20 million people are pulled over annually in traffic stops throughout the United States, according to The Stanford Open Policing Project. New data shows a disproportionate number of those motorists in North Carolina are black. The findings come from a comprehensive analysis of every traffic stop in the state from 2002 to 2016.
Frank Baumgartner is a professor of political science at UNC-Chapel Hill and co-author of “Suspect Citizens: What 20 Million Traffic Stops Tell Us About Policing and Race” (Cambridge University Press /2018). In his new book, Baumgartner proposes that traffic stops be used to keep roads safe instead of as a pretext to search someone’s car. Baumgartner joins host Frank Stasio to share his research and detail some solutions that are working for police departments in the Triangle. Chief Chris Blue of the Chapel Hill Police Department and his staff were a resource for Baumgartner’s research. Blue joins the conversation to share the realities of traffic stops from an officer’s perspective and how his department has handled the issue of driving while black.
Chief Chris Blue of the Chapel Hill Police Department and his staff were a resource for Baumgartner’s research. Blue joins the conversation to share the realities of traffic stops from an officer’s perspective and how his department has handled the issue of driving while black.
Frank Baumgartner on the racial disparity in traffic stops:
Whites in North Carolina represent about 69 percent of the population but only 60 percent of the traffic stops. Blacks are about 22 percent of the population and 30 percent of the stops. So there’s a significant increase in the likelihood that a black driver would be pulled over in the first place.
The searches don’t tend to lead to a lot of contraband [among black drivers] and when they do lead to contraband the average outcome is not that the person is arrested. And so, searches are slightly more likely to yield contraband with white drivers. A little bit less likely to yield contraband with black drivers. And significantly less with male Hispanic drivers.
Baumgartner on getting a warning instead of a ticket:
You may think it’s a good thing to be let off with no action or just a verbal warning … but if the police officer pulls you over and let’s you go with no action at all it raises the question of why did they pull you over in the first place … The best indicator that you were actually doing something wrong is that you get a ticket.
Baumgartner on the idea that traffic stops are a minor inconvenience:
I’ve been pulled over just a few times in my life and I’ve never had my car searched. And so the court has seen it kind of from the perspective of a white, middle class American, which is maybe every 10, every 15 years you get pulled over, the officer treats you with respect and the court has called it a momentary inconvenience. Compare that to Philando Castile … by the time he had been killed in a traffic stop he had been pulled over dozens of times.

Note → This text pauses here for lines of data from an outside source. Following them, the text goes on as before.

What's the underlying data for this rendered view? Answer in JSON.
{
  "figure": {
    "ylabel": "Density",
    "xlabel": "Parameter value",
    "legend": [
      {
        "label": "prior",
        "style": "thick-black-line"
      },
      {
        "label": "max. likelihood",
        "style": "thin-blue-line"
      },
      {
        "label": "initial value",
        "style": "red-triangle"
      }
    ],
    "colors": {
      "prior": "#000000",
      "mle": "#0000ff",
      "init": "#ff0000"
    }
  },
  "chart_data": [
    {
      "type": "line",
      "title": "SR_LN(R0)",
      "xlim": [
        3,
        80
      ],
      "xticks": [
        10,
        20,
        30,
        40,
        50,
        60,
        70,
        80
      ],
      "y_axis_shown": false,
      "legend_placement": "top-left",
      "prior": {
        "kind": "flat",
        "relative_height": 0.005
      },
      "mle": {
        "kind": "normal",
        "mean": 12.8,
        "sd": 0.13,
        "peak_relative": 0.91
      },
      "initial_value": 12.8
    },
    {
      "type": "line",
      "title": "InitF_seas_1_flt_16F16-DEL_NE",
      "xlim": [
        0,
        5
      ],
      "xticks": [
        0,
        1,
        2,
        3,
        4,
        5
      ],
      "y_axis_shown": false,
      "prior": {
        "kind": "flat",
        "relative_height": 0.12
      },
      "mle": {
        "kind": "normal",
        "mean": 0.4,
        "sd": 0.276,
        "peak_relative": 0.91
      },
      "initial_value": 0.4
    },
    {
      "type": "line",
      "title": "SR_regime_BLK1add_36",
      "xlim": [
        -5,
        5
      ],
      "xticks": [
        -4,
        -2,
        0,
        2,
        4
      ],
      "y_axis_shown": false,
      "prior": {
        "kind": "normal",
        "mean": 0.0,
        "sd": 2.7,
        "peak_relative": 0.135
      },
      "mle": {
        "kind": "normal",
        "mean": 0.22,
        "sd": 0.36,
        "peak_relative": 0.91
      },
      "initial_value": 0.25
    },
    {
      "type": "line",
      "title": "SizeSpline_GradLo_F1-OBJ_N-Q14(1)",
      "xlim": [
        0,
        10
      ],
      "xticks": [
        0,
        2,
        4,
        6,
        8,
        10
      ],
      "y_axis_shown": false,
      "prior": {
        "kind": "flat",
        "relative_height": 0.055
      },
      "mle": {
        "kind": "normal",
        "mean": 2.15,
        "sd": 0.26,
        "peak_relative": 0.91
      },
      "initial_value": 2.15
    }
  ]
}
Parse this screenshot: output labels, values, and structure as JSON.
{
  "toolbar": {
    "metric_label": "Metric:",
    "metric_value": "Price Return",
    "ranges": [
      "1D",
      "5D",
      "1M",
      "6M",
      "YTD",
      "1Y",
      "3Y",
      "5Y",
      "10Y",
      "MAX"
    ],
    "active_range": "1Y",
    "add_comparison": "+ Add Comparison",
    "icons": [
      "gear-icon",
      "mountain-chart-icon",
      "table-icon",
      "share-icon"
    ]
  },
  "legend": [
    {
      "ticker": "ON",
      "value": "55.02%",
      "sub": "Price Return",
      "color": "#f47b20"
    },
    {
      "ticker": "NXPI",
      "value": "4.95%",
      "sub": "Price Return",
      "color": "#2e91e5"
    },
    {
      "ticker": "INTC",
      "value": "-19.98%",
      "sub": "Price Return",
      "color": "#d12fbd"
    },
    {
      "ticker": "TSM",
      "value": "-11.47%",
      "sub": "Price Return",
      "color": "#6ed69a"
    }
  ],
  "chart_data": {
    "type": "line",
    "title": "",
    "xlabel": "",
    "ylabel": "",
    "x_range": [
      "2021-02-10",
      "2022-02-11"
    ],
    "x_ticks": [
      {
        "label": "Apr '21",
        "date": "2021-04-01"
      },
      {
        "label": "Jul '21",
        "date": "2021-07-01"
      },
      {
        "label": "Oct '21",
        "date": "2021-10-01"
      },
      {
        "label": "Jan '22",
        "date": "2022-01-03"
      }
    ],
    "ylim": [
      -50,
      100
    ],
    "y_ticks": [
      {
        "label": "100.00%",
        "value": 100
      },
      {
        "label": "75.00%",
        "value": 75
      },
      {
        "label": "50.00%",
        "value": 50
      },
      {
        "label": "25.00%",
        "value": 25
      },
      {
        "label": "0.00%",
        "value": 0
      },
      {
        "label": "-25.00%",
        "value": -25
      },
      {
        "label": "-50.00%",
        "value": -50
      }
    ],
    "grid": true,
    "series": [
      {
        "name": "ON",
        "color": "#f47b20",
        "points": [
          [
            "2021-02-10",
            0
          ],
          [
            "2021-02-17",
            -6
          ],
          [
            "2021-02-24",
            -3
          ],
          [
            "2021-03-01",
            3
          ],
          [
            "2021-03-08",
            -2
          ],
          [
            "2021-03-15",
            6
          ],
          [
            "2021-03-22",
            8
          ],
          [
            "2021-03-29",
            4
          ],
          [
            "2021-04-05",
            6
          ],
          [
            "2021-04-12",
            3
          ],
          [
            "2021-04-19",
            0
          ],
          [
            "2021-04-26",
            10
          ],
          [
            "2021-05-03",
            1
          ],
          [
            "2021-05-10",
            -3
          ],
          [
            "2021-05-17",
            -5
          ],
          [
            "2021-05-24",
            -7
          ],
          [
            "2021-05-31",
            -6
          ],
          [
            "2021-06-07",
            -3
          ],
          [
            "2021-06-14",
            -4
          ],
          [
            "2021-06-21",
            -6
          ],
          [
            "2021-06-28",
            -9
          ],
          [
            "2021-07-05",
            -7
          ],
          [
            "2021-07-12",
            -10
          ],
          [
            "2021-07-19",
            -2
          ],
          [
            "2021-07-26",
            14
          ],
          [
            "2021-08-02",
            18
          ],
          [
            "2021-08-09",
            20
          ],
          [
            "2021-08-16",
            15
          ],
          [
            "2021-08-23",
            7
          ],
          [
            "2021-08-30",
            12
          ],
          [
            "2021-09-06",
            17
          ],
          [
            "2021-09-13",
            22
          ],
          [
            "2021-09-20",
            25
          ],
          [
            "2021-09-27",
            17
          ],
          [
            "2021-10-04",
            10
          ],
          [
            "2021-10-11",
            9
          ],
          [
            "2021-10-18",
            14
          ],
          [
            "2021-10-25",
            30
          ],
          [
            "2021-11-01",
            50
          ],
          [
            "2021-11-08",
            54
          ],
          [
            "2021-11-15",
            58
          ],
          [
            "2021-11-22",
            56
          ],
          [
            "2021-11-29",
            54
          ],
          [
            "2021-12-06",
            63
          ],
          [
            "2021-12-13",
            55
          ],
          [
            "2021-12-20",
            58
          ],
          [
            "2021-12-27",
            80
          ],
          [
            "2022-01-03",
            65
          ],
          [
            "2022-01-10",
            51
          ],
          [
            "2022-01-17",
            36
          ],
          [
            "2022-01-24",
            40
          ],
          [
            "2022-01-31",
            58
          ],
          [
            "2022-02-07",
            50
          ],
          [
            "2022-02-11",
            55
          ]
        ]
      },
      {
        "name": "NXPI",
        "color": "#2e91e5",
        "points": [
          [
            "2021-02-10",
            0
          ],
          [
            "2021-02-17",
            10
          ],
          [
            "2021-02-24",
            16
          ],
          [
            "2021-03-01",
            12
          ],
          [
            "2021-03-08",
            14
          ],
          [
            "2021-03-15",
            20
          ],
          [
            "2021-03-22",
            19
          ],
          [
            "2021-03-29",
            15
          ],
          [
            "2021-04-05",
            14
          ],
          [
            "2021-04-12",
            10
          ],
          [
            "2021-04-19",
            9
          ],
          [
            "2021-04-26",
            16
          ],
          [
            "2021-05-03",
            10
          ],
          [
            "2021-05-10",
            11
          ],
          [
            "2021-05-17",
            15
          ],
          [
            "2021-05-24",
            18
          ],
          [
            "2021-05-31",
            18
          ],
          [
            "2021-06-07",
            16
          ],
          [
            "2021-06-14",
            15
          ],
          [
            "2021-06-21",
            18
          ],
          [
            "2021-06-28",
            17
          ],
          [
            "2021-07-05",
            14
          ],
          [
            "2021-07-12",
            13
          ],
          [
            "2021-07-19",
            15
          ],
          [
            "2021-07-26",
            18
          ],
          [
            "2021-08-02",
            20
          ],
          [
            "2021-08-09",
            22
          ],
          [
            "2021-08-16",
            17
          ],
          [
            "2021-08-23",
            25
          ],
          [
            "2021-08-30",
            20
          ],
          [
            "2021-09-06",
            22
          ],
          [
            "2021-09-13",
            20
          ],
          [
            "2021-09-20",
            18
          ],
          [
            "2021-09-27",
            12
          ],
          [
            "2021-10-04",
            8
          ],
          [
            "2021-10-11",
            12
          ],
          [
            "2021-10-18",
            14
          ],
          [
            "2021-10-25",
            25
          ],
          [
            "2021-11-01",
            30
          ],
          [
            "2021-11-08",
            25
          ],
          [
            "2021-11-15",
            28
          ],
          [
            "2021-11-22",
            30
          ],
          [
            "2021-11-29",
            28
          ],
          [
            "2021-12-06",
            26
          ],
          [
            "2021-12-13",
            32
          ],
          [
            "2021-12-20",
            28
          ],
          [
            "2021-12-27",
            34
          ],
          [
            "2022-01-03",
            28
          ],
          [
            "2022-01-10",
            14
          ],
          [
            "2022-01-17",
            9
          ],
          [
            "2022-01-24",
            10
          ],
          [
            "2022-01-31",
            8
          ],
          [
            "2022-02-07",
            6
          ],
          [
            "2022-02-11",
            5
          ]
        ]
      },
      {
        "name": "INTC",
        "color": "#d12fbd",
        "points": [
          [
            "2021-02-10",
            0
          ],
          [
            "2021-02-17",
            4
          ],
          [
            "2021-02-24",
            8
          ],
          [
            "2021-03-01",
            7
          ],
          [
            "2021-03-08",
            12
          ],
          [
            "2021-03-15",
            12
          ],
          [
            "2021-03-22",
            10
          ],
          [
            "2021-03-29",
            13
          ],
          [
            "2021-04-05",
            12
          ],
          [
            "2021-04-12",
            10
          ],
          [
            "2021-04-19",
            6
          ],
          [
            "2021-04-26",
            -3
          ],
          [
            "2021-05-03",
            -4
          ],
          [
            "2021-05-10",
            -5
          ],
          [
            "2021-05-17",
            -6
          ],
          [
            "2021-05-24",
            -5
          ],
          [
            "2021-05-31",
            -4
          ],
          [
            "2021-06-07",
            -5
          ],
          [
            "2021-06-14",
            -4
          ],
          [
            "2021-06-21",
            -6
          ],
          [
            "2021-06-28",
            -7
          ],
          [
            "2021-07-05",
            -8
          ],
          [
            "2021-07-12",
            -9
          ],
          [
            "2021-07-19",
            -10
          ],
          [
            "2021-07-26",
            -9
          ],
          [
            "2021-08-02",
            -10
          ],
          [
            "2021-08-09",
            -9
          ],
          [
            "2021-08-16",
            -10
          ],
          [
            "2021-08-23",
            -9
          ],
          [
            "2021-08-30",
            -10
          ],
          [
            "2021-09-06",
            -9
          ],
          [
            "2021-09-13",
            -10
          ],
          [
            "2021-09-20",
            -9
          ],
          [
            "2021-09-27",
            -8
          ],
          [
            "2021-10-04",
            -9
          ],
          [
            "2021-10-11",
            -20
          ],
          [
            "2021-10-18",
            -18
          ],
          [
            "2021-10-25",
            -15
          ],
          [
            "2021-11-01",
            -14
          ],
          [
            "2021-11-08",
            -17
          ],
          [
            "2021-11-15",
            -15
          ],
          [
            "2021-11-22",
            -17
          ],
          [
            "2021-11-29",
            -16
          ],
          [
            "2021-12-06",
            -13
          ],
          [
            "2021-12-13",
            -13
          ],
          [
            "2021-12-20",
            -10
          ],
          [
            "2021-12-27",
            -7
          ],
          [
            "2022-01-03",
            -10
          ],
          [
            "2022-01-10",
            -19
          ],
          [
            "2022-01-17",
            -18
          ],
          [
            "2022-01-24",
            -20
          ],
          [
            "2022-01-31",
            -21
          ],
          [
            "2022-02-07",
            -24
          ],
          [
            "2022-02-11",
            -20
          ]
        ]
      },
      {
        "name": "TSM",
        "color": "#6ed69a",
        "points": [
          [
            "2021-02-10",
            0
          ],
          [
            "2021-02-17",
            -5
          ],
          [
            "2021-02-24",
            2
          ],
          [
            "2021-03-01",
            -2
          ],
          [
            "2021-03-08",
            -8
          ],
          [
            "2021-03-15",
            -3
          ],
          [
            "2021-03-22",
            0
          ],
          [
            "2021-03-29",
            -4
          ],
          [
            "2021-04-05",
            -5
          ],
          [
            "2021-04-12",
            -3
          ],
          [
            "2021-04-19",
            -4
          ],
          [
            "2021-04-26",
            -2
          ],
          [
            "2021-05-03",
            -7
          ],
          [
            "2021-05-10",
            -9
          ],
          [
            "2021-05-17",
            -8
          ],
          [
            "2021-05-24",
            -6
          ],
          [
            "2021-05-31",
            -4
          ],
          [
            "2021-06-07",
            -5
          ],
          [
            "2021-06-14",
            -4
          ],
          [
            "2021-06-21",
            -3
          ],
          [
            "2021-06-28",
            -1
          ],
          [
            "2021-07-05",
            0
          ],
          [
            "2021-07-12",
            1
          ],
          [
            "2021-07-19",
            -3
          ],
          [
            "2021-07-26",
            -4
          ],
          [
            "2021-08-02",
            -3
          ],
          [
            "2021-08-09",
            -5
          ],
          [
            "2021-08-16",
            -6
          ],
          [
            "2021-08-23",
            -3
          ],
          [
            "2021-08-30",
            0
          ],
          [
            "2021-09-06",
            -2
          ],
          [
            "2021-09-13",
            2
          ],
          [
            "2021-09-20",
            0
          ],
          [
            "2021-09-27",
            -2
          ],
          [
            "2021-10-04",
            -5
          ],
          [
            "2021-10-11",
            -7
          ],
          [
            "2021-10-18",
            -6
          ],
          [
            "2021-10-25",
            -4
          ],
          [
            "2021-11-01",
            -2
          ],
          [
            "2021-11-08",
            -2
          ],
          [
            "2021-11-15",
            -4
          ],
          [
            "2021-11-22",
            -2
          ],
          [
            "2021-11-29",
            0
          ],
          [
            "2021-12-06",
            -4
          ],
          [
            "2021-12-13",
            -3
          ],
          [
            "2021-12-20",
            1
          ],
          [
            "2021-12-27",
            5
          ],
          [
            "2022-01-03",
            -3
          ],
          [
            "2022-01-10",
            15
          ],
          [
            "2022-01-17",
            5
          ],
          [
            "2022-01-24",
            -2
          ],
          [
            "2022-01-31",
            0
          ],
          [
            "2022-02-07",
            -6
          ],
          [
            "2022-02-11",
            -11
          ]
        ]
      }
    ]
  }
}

Chief Chris Blue on the reform Chapel Hill Police Department implemented:
In June of 2015, we instituted a requirement that if an officer wants to do a consent search of a vehicle on a traffic stop, in other words he doesn’t have probable cause to search but wants to search anyway, he or she must produce a written form that advises the driver of their rights to refuse that search … the number of searches went down.
Chief Blue on not alienating the community:
When it comes to relationships with the people you serve – fruitless searches, that’s a really good term to use ... motorists are smart. They know that you’re asking because you can and the law affords us a great deal of latitude to do that. But the unfortunate consequence of that is this continued challenged relationship between the police department and the people we serve.
Chief Blue on the impact of Baumgartner’s data:
When his first analysis of traffic stop data in North Carolina was produced about six or seven years ago I think most police agencies said: That can’t be right because those findings are not consistent with who we think we are. We took an oath of office to serve everyone fairly and this says we’re not doing that.